Other companies are subleasing because they are banking space in case of future growth while wanting to draw rent from it in the meantime, she said.

In most cases, experts say, the current subleasing is tied to expansion and space banking. But other reasons for subleasing are consolidation, downsizing and relocation.

Financial services firm Charles Schwab, which last year announced plans to relocate a number of its San Francisco-based jobs out of state over time, is looking to sublease more than 300,000 square feet at 215 Fremont St. as it consolidates at another site in the city.

“Other companies are not expanding as quickly as anticipated or are shedding a bit of payroll,” real estate services firm Savills Studley said in its 2015 first quarter report for the San Francisco office market.

Savills Studley cited marketing-analytics company Rocket Fuel as an example of a company subleasing space while going through financial challenges. Rocket Fuel put about 49,000 square feet at 1455 Market for sublease after announcing losses of $21 million in the fourth quarter of last year and projecting more of the same in the first quarter of 2015.

If more companies start to downsize, move out of San Francisco or fail completely, Schiada said, “that would be a red flag for the market’s health.
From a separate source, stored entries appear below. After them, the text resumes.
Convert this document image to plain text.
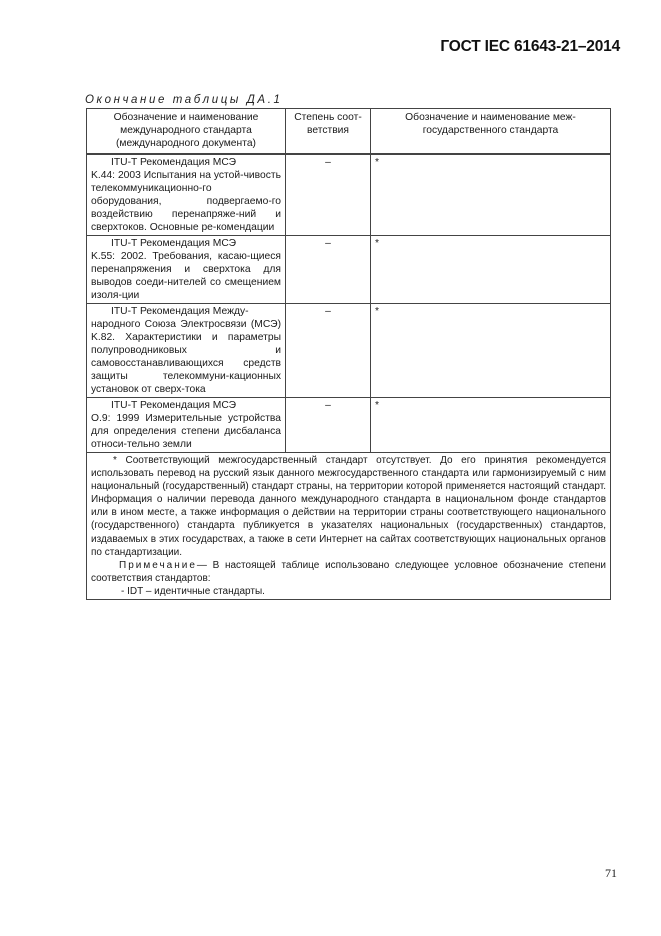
ГОСТ IEC 61643-21–2014
Окончание таблицы ДА.1
Обозначение и наименование международного стандарта (международного документа)	Степень соот-ветствия	Обозначение и наименование меж-государственного стандарта

ITU-T Рекомендация МСЭ
K.44: 2003 Испытания на устой-чивость телекоммуникационно-го оборудования, подвергаемо-го воздействию перенапряже-ний и сверхтоков. Основные ре-комендации	–	*

ITU-T Рекомендация МСЭ
K.55: 2002. Требования, касаю-щиеся перенапряжения и сверхтока для выводов соеди-нителей со смещением изоля-ции	–	*

ITU-T Рекомендация Между-
народного Союза Электросвязи (МСЭ) K.82. Характеристики и параметры полупроводниковых и самовосстанавливающихся средств защиты телекоммуни-кационных установок от сверх-тока	–	*

ITU-T Рекомендация МСЭ
O.9: 1999 Измерительные устройства для определения степени дисбаланса относи-тельно земли	–	*

* Соответствующий межгосударственный стандарт отсутствует. До его принятия рекомендуется использовать перевод на русский язык данного межгосударственного стандарта или гармонизируемый с ним национальный (государственный) стандарт страны, на территории которой применяется настоящий стандарт. Информация о наличии перевода данного международного стандарта в национальном фонде стандартов или в ином месте, а также информация о действии на территории страны соответствующего национального (государственного) стандарта публикуется в указателях национальных (государственных) стандартов, издаваемых в этих государствах, а также в сети Интернет на сайтах соответствующих национальных органов по стандартизации.

Примечание— В настоящей таблице использовано следующее условное обозначение степени соответствия стандартов:

- IDT – идентичные стандарты.		

71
But we’re not seeing that play out.”

As a whole, today’s tech firms—a key driver behind the Bay Area’s surging economy—have solid business models and good balance sheets so a repeat of the dot-com collapse is unlikely, said Markus Shayeb, San Francisco-based senior vice president of tenant advisory for real estate services firm Transwestern.

Still, Shayeb predicts subleasing will continue to pick up over the next 18 months partly because of all the square footage expected to come on line for tech companies during that span.

These companies have preleased 3.2 million square feet currently under construction—not including Salesforce Tower, he said. That amount of space equates to about 25,000 jobs.

But Shayeb wonders how these companies will be able to fill that many positions by the end of 2016 when last year about 7,000 tech workers were hired in San Francisco, he said. Companies are also having a hard time hiring because of a tight talent pool.

“Growth expectations went overboard, so there’s going to be an adjustment,” he said. “Bigger chunks of [sublease] space will be coming onto the market.”

But that should not be the cause for concern as tenant demand remains rabid, investment capital is still flowing and innovation continues to evolve—factors indicating sustained market growth, he said.

“I wouldn’t push the alarm button,” Shayeb said. “It will be a soft landing than what we had” in the dot-com era.

That means skyrocketing rents easing up, he said, and other tech companies should then be able to afford to establish a presence in San Francisco.

“Increased space availability and less upward pressure on rents can provide some relief to the market right now,” Schiada added. “With nothing major hitting the market in terms of direct available space … the market could probably handle current sublease availability levels before becoming much of an issue.”